Los Amantes crucificados es, probablemente, una de las obras más olvidadas del genial director de "Los 47 samurais", Kenji Mizoguchi. Rodada en un año especialmente proclibe del director (también de 1954 es otro de sus más celebres títulos, "El intendente Sansho", así como "La mujer crucificada"), "Los amantes crucificados" supone la adaptación al cine de una obra de teatro, célebre en su país natal, del Siglo XVII, y nos cuenta una peculiar historia de amor en tiempos de los samurais: Osan es acusada falsamente por tener una relación con su mejor trabajador llamado Mohei (lo que conllevaría una pena de crucifixión). Ante esta situación, ambos huyen rápidamente de la ciudad. Ishun, el marido de la joven, por su parte, ordena a sus hombres que los encuentren para evitar el escándalo que supondría. En su huida, Osan y Mohei se enamoran definitivamente.

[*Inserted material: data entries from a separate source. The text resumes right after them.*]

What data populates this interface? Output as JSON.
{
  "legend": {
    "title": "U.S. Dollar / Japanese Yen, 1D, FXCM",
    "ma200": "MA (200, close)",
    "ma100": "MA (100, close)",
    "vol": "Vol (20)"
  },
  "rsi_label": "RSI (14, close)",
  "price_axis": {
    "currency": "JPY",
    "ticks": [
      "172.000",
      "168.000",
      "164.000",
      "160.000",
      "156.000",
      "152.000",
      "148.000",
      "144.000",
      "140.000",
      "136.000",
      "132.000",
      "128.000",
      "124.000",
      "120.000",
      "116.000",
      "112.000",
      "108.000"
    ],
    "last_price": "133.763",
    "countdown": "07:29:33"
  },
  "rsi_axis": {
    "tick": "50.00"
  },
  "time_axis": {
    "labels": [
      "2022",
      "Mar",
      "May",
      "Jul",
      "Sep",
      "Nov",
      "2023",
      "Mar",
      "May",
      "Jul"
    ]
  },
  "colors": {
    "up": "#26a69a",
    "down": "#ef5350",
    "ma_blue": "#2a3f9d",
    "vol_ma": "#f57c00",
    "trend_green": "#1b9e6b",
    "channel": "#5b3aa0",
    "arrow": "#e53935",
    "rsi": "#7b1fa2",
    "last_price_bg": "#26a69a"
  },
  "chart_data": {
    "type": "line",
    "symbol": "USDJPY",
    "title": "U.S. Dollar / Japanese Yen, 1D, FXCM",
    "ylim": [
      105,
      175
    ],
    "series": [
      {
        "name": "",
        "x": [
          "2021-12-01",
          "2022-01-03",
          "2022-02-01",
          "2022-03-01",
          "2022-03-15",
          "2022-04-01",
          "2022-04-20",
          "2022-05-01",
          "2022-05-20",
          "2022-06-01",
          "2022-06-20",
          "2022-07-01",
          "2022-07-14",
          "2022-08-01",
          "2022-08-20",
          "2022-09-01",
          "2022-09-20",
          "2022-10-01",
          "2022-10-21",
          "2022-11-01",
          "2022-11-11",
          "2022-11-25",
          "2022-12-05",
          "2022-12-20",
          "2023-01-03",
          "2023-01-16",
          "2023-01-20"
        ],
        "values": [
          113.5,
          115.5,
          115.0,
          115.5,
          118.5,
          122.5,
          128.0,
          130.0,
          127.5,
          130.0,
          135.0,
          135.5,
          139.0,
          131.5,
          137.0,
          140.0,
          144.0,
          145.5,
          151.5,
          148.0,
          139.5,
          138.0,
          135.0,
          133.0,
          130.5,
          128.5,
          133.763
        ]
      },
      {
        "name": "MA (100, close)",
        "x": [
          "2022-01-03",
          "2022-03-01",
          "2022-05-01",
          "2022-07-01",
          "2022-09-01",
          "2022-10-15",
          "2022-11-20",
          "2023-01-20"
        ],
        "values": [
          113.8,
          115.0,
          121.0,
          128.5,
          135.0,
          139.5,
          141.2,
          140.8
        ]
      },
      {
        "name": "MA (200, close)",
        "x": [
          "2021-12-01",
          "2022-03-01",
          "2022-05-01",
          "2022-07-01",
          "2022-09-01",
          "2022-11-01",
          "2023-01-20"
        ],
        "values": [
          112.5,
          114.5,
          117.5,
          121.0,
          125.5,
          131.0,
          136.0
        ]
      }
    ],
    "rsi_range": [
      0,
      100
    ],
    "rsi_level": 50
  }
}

Tras esto, podría parecer un argumento bastante repetido, pero el ritmo, la acción, la fotografía y los terceros personajes la convierten por contra en una película incluso original, con un final de libro. A pesar de durar casi dos horas, es muy dinámica, nunca se hace lenta ni larga, y hay un par de escenas (la de la barca y la del padre y el hijo) para enmarcar. Sin duda esta cinta es uno de esos clásicos que no deberían quedar en el olvido y que, por contra, no son tratados como tal.